New Zealand university students begin a nationwide campaign this week over the deepening crisis in the country's tertiary education system. The first National Day of Action for Free Education is being held today, with follow-up meetings on all the major campuses, leading to a second mobilisation on July 26. Students are preparing occupations of university administration buildings if there is no response from the Labour-Alliance coalition government to the issues at the heart of the campaign.

Following a meeting of student activists from seven universities over Easter, a list of 10 demands has been issued. They include a call for free education for all by raising taxes on the wealthiest 5 percent and on the corporate sector, the provision of living allowances and scrapping student debts, an end to the privatisation agenda in tertiary education and adequate government funding for running educational institutions and for research. Students are also demanding the reinstatement of emergency unemployment benefits which, until being scrapped by the previous National Party government, were available over the summer vacation periods to unemployed students. As a result of the mismanagement of student loan applications at the start of this year, and previous delays in loan payments that have often seen students reduced to periods of poverty, there is a further demand that the government stick by its pre-election promise to sack Christine Rankin, the unpopular head of Work and Income NZ, the department which administers the scheme.

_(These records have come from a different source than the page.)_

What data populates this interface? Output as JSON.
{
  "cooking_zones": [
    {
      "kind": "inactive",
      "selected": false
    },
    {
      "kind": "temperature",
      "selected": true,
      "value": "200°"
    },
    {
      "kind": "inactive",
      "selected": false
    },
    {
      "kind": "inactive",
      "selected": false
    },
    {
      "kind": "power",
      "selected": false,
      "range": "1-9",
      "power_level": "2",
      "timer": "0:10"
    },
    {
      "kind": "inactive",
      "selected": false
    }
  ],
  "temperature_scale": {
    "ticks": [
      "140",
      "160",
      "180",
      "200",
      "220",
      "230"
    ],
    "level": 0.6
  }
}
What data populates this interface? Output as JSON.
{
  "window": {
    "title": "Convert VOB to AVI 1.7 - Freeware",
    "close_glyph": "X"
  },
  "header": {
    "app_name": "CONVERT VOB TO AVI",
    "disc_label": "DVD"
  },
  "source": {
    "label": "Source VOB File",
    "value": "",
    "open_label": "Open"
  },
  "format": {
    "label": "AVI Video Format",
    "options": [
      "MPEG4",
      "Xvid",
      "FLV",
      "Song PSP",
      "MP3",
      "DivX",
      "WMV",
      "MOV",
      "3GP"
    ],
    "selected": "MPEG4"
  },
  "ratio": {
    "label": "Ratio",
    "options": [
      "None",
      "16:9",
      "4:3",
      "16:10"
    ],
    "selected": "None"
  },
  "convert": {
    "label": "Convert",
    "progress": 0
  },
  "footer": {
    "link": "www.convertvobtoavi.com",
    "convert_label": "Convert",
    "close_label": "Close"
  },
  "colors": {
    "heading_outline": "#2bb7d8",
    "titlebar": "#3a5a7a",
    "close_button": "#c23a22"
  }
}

The immediate impetus for the student campaign is the failure of the Labour-led government, now six months into its three-year term of office, to introduce any measures to resolve the pressing problems confronting students and the state education system as a whole. Far from foreshadowing any significant changes to the pro-market reforms implemented by the 1984-90 Labour Government, and deepened under National over the past decade, the new government is now, behind the façade of a few minor pieces of window dressing, preparing to extend them. In opposition to this, students have quite properly argued that the Labour-Alliance government was not elected, as far as the great majority of the population is concerned, to continue with these policies.

Just last week, Massey University, based in Palmerston North but with campuses in Wellington and Albany, north of Auckland, announced that up to 200 teaching jobs could no longer be “guaranteed,” and that 116 positions would be definitely terminated over the next two years. Letters have gone out to lecturers in the humanities, agricultural sciences and business faculties telling them their jobs will no longer exist or advising them they will have to reapply for a diminishing number of positions. Vice-chancellor James McWha blamed the restructuring, which began last year with layoffs targeting non-teaching staff, on falling student numbers, mainly at its Palmerston North campus. A 10 percent drop in enrolments over the past two years has meant a $NZ10 million loss of income.

According to recent reports in the New Zealand Education Review, a record number of tertiary institutions are currently facing consecutive budget deficits, and having to make special arrangements with the government Audit Office to ensure they can continue to operate as “going concerns”. A survey of annual accounts by the Education Review showed almost a third—11 of 38 institutions—ended 1999 in the red, with seven of them, the highest number ever, facing their second or more year of consecutive deficits.

An example is Taranaki Polytechnic in the provincial centre of New Plymouth. This institution, which provides trade-training courses and offers courses mainly for young working class people going into industry, has had deficits for four of the past five years. It is faced with a loss of $1 million for 1999 following a drop in enrollments last year, and a projected deficit of $2 to $3 million in the wake of further reductions in student numbers in the coming year. Like Massey University, this has prompted a major staffing “review”, which will inevitably lead to a job-slashing program among its teaching staff.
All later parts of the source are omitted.